Bone Marrow Transplant. 2007 Sep;40(5):443-50. doi: 10.1038/sj.bmt.1705752. Epub 2007 Jun 25.
Peripheral T-cell lymphomas (PTCL) are a rare and heterogeneous subset of lymphomas with a poorer prognosis compared with B-cell lymphomas. We conducted a retrospective study of 82 patients who received high-dose therapy for PTCL (autologous SCT (ASCT) N=64; allogeneic SCT (Allo-SCT) N=18). With a median follow-up from ASCT of 37 months from transplant, 33 patients were alive; 20 died of progressive disease, 10 died from non-relapse mortality (NRM) with 1 unknown cause. Three-year overall survival (OS) and progression-free survival (PFS) were 53% (95% confidence interval (CI) 42, 67) and 50% (95% CI 39, 64), respectively. Factors significantly affecting OS and PFS on univariate analysis were histological subtype and chemotherapy sensitivity. In a multivariate analysis, the only factor with significant impact was chemotherapy sensitivity. After a median follow-up from Allo-SCT of 57 months, five patients were alive; five died of progressive disease and eight died from NRM. The 3-year OS and PFS were 39% (95% CI 22, 69) and 33% (95% CI 17, 64), respectively, and the 3-year relapse rate was 28% (95% CI 6, 50). These results demonstrate that high-dose chemotherapy with autologous stem cell rescue has a substantial role in the management of T-cell lymphoma. The use of full-intensity allogeneic transplantation is limited by high transplant-related mortality, and exploration of reduced intensity regimens is warranted.
外周T细胞淋巴瘤(PTCL)是淋巴瘤中罕见且异质性的亚型,与B细胞淋巴瘤相比预后较差。

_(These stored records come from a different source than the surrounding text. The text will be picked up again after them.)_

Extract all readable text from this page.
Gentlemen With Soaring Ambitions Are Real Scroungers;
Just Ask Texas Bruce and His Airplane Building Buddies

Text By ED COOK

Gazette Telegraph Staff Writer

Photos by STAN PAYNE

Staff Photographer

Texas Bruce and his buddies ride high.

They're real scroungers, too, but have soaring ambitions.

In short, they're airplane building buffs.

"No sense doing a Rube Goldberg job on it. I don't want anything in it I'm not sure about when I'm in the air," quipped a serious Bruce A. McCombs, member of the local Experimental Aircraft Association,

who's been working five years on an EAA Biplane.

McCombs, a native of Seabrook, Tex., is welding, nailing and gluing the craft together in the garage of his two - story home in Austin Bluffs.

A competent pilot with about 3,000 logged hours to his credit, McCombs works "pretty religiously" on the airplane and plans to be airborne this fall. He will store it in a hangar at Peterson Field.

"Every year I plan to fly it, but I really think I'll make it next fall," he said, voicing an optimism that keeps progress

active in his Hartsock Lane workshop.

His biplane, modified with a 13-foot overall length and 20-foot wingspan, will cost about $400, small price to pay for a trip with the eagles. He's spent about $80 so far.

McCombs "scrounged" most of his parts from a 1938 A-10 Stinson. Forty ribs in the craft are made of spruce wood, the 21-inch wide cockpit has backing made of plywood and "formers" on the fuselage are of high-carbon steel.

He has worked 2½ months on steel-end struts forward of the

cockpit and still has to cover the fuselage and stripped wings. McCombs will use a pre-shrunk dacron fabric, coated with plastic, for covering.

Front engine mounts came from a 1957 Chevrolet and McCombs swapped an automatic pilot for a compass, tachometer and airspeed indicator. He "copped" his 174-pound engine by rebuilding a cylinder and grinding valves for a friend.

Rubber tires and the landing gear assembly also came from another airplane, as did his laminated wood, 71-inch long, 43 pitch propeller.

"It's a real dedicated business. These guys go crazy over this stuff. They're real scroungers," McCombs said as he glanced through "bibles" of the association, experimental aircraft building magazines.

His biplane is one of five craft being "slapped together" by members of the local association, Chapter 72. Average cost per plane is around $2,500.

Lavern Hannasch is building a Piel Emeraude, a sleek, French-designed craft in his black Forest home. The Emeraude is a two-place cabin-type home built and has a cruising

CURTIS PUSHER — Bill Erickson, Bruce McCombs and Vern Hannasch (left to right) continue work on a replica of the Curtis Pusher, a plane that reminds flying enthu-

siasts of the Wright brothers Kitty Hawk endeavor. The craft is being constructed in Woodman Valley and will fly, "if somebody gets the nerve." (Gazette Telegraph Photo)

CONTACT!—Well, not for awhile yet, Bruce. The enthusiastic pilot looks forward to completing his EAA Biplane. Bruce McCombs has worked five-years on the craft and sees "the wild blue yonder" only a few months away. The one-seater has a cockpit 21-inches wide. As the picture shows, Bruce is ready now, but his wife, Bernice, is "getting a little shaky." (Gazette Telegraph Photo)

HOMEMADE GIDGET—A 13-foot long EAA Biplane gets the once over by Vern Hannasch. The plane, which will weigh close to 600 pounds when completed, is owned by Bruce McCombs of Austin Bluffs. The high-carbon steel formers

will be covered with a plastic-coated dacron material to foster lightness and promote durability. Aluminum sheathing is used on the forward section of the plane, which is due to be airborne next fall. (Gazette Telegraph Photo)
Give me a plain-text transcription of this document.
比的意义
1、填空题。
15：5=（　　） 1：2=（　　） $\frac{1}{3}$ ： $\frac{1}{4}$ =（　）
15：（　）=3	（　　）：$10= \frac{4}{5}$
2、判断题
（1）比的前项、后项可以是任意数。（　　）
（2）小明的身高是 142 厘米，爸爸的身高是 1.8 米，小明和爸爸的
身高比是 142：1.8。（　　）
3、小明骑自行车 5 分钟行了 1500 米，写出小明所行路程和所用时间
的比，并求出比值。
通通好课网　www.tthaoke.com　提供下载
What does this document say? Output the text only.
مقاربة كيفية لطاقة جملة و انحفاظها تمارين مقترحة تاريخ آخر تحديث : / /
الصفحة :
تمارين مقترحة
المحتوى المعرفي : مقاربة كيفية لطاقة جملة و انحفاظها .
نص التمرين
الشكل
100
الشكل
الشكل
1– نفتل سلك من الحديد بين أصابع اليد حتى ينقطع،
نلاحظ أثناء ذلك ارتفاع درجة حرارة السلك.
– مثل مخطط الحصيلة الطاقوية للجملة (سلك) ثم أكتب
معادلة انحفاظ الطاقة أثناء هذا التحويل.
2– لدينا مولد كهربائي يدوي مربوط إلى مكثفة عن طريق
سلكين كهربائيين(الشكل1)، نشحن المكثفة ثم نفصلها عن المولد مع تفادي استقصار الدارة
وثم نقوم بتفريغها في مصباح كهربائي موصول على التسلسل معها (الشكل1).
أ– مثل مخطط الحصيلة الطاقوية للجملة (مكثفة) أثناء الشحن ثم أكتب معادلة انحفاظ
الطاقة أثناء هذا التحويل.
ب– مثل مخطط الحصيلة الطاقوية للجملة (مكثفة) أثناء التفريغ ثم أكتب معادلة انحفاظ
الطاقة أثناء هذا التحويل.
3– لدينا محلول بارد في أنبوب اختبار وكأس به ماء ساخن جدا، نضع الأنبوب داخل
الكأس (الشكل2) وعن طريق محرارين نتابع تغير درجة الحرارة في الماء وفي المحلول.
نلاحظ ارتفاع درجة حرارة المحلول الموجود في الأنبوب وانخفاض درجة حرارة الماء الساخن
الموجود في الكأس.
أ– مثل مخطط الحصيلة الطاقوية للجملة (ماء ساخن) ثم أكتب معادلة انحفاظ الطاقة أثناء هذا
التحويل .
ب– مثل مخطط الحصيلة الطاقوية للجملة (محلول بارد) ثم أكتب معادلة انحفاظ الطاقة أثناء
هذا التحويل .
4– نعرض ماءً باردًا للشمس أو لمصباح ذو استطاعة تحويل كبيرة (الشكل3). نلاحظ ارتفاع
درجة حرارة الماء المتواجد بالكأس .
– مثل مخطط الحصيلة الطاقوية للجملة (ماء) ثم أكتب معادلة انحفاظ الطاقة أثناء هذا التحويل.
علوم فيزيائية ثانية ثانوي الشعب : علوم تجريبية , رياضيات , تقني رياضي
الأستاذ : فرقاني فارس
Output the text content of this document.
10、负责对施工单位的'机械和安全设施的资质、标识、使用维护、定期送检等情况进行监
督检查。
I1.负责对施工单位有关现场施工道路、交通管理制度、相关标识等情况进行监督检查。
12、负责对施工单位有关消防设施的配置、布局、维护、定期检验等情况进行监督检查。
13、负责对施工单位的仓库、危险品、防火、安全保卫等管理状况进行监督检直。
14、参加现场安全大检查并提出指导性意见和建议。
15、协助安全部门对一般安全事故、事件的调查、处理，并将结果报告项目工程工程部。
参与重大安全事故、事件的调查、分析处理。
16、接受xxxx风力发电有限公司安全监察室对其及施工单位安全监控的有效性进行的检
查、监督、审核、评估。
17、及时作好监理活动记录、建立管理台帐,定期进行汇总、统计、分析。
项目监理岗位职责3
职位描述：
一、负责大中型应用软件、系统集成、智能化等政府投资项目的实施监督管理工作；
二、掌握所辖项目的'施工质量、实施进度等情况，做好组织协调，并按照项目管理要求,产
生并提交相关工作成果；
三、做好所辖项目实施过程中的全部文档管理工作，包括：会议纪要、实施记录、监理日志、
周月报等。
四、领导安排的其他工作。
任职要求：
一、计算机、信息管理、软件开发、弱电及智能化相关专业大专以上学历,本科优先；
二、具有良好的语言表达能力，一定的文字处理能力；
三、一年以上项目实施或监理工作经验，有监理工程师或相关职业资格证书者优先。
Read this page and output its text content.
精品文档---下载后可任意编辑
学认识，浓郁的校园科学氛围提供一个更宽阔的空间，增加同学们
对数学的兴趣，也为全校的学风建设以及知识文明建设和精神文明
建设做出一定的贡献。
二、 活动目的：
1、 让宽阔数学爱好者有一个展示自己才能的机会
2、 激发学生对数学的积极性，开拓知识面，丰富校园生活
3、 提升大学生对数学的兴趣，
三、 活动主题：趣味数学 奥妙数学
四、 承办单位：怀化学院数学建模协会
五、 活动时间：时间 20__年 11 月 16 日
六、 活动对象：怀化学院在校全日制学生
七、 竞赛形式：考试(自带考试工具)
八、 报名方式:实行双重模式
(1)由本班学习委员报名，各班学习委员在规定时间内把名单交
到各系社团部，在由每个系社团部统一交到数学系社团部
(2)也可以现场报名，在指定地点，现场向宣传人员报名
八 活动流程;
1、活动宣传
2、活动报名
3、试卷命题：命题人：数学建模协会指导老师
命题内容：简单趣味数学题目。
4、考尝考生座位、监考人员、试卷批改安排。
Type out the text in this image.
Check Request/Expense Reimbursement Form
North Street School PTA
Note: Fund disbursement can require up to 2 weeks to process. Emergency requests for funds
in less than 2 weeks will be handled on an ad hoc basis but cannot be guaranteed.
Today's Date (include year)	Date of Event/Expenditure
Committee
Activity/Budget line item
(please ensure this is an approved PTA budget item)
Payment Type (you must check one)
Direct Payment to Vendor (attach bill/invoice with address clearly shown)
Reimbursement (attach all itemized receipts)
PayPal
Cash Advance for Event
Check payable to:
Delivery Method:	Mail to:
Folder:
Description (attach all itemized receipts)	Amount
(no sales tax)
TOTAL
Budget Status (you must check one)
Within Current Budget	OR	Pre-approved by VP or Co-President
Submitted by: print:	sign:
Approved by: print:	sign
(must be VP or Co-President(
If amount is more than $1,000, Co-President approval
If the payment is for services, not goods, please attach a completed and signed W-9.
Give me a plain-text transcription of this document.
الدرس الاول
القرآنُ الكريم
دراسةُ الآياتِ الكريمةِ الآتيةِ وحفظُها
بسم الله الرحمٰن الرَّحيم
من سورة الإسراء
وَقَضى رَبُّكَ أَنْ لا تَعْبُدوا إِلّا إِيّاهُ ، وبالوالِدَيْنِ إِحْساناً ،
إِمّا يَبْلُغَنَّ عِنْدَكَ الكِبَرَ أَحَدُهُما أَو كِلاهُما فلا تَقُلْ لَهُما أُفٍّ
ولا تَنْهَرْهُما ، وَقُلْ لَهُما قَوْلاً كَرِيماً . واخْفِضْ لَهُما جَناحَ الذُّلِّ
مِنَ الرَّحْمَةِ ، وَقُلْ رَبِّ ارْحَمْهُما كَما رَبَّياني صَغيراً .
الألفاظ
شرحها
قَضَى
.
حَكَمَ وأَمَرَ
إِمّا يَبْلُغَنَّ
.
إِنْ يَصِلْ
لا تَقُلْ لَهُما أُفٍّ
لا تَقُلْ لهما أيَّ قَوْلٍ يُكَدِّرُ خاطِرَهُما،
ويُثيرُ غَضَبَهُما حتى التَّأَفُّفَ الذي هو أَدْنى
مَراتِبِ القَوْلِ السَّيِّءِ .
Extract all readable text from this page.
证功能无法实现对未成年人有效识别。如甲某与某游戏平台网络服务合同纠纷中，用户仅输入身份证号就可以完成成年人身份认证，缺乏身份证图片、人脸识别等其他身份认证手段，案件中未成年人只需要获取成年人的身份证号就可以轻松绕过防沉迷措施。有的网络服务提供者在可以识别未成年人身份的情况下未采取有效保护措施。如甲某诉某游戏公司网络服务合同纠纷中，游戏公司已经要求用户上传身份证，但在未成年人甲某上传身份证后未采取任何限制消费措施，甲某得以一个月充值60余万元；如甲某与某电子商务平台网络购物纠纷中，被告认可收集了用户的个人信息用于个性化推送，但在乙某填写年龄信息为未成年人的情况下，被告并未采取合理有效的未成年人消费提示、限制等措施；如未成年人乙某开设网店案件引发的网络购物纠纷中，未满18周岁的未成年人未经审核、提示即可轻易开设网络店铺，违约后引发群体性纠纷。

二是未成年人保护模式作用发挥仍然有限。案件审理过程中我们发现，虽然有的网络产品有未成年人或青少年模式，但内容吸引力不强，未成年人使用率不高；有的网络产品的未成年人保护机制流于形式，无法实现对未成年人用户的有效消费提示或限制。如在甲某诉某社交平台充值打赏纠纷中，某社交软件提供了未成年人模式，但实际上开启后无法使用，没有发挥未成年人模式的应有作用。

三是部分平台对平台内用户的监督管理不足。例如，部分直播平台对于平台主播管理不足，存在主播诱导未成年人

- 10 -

我们对82例接受PTCL大剂量治疗的患者进行了一项回顾性研究(自体干细胞移植(ASCT)n = 64;异基因干细胞移植(Allo-SCT)n = 18)。自移植后ASCT的中位随访时间为37个月,33例患者存活;20例死于疾病进展,10例死于非复发死亡率(NRM),其中1例死因不明。三年总生存率(OS)和无进展生存率(PFS)分别为53%(95%置信区间(CI)42, 67)和50%(95% CI 39, 64)。单因素分析中显著影响OS和PFS的因素是组织学亚型和化疗敏感性。多因素分析中,唯一有显著影响的因素是化疗敏感性。自Allo-SCT的中位随访时间为57个月后,5例患者存活;5例死于疾病进展,8例死于NRM。三年OS和PFS分别为39%(95% CI 22, 69)和33%(95% CI 17, 64),三年复发率为28%(95% CI 6, 50)。这些结果表明,自体干细胞救援的大剂量化疗在T细胞淋巴瘤的管理中具有重要作用。全强度异基因移植的应用受到高移植相关死亡率的限制,因此有必要探索降低强度的方案。